Rules of the Road in Spain and Portugal
2 Drive on the Right
Start with the obvious, in Spain and Portugal we drive on the right. So, if you usually drive in the UK, Ireland, Malta and Cyprus, South Africa, India, Japan, Australia or New Zealand, you certainly need to remember this!
3 Speed Limits
There are four main bands of speed. The limit is 50km/hr in built up areas, 90km/hr outside built up areas, 100 on roads with a hard shoulder or on a dual carriageway, and 120 on motorways. See the EU’s page on speed limits for Spain and Portugal for more.
4 Don’t Drink & Drive
The legal drinking limit in Spain & Portugal is 0.5 grams per litre which is in common with most European countries. It’s impossible to say what that actually means in terms of units of alcohol because it is so dependent on what you’ve eaten as well as your height, weight and other factors but it’s not a lot. We encourage hiring a private driver for the days when you suspect you may be consuming alcohol – eg visiting wineries.
5 Safety Stats
Spain is the fifth safest country to drive in the EU with 36 deaths per million inhabitants which makes it safer than the EU average at 51 (which is the same as France). Portugal is a little below the EU average with 61 deaths per million but still ahead of places such as Belgium and Greece. See stats for more.
6 International Driving License (IDL)
If you are visiting Spain from a member of the EU or Iceland, Liechtenstein or Norway, you can drive with your own national driving license. If you are from outside the EU, you’ll have to check with your nearest Spanish embassy whether you need to take out an international driving license. If you don’t need one of these but your license is not written in Spanish, you will need an official translation for it to be accepted as a valid document.
7 Bringing Your Own Car
If you are bringing your own vehicle into Spain, make sure you can prove its yours – with a registration certificate. It’s always good to keep a copy of this outside the car – perhaps in your luggage or online where you can access it. Remember you also need to display a sticker to show the car is not Spanish or Portuguese.

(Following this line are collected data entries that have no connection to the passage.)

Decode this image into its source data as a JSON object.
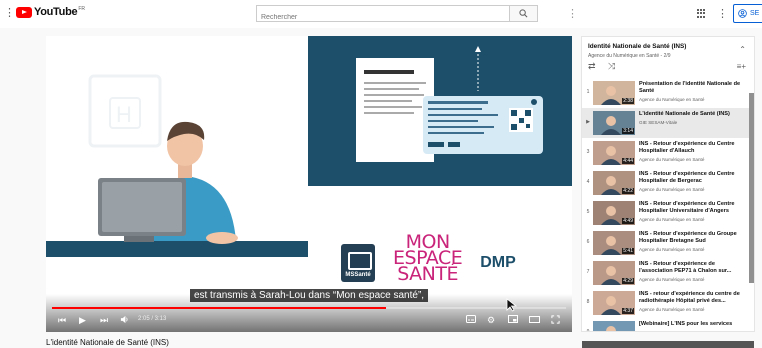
{
  "header": {
    "logo_text": "YouTube",
    "logo_sup": "FR",
    "search_placeholder": "Rechercher",
    "signin_label": "SE"
  },
  "player": {
    "subtitle": "est transmis à Sarah-Lou dans “Mon espace santé”,",
    "time": "2:05 / 3:13",
    "progress": 0.65,
    "logos": {
      "mssante": "MSSanté",
      "mes_line1": "MON",
      "mes_line2": "ESPACE",
      "mes_line3": "SANTÉ",
      "dmp": "DMP"
    }
  },
  "below_player": {
    "title": "L'identité Nationale de Santé (INS)"
  },
  "playlist": {
    "title": "Identité Nationale de Santé (INS)",
    "subtitle": "Agence du Numérique en Santé - 2/9",
    "items": [
      {
        "index": "1",
        "title": "Présentation de l'identité Nationale de Santé",
        "channel": "Agence du Numérique en Santé",
        "duration": "2:38",
        "active": false
      },
      {
        "index": "▶",
        "title": "L'identité Nationale de Santé (INS)",
        "channel": "GIE SESAM-Vitale",
        "duration": "3:14",
        "active": true
      },
      {
        "index": "3",
        "title": "INS - Retour d'expérience du Centre Hospitalier d'Allauch",
        "channel": "Agence du Numérique en Santé",
        "duration": "4:44",
        "active": false
      },
      {
        "index": "4",
        "title": "INS - Retour d'expérience du Centre Hospitalier de Bergerac",
        "channel": "Agence du Numérique en Santé",
        "duration": "4:22",
        "active": false
      },
      {
        "index": "5",
        "title": "INS - Retour d'expérience du Centre Hospitalier Universitaire d'Angers",
        "channel": "Agence du Numérique en Santé",
        "duration": "4:49",
        "active": false
      },
      {
        "index": "6",
        "title": "INS - Retour d'expérience du Groupe Hospitalier Bretagne Sud",
        "channel": "Agence du Numérique en Santé",
        "duration": "5:41",
        "active": false
      },
      {
        "index": "7",
        "title": "INS - Retour d'expérience de l'association PEP71 à Chalon sur...",
        "channel": "Agence du Numérique en Santé",
        "duration": "4:29",
        "active": false
      },
      {
        "index": "8",
        "title": "INS - retour d'expérience du centre de radiothérapie Hôpital privé des...",
        "channel": "Agence du Numérique en Santé",
        "duration": "4:37",
        "active": false
      },
      {
        "index": "9",
        "title": "[Webinaire] L'INS pour les services",
        "channel": "",
        "duration": "",
        "active": false
      }
    ]
  }
}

Road signs are very different in every country. A good road map will also indicate the common signs and what they mean. And we love this helpful and humorous post on Spanish and Portuguese road signs.
9 Bringing the Family?
Children under 135 cm tall (that’s about 4 foot 5 inches) must travel with the appropriate harness, seat, booster seat etc. and should sit in the rear of the vehicle. This isn’t necessary in taxis when travelling in a town or city – but once a taxi goes on the motorway, children should travel with the required seats etc. Pets also need to be harnessed while the car is in motion – you can buy a special lead in most pet stores.
10 You May Not Know This But…
It is compulsory to keep a high-visibility reflective jacket in the vehicle. If something happens to your car on a motorway, you must put on the high-vis vest before exiting the vehicle so you are visible to other vehicles. You can also get fined for driving barefoot, bare-chested or wearing flip flops behind the wheel because these actions are said to impede the driver’s control of the vehicle. If you are going to the pool or the beach, remember to keep a pair of sandals in the boot.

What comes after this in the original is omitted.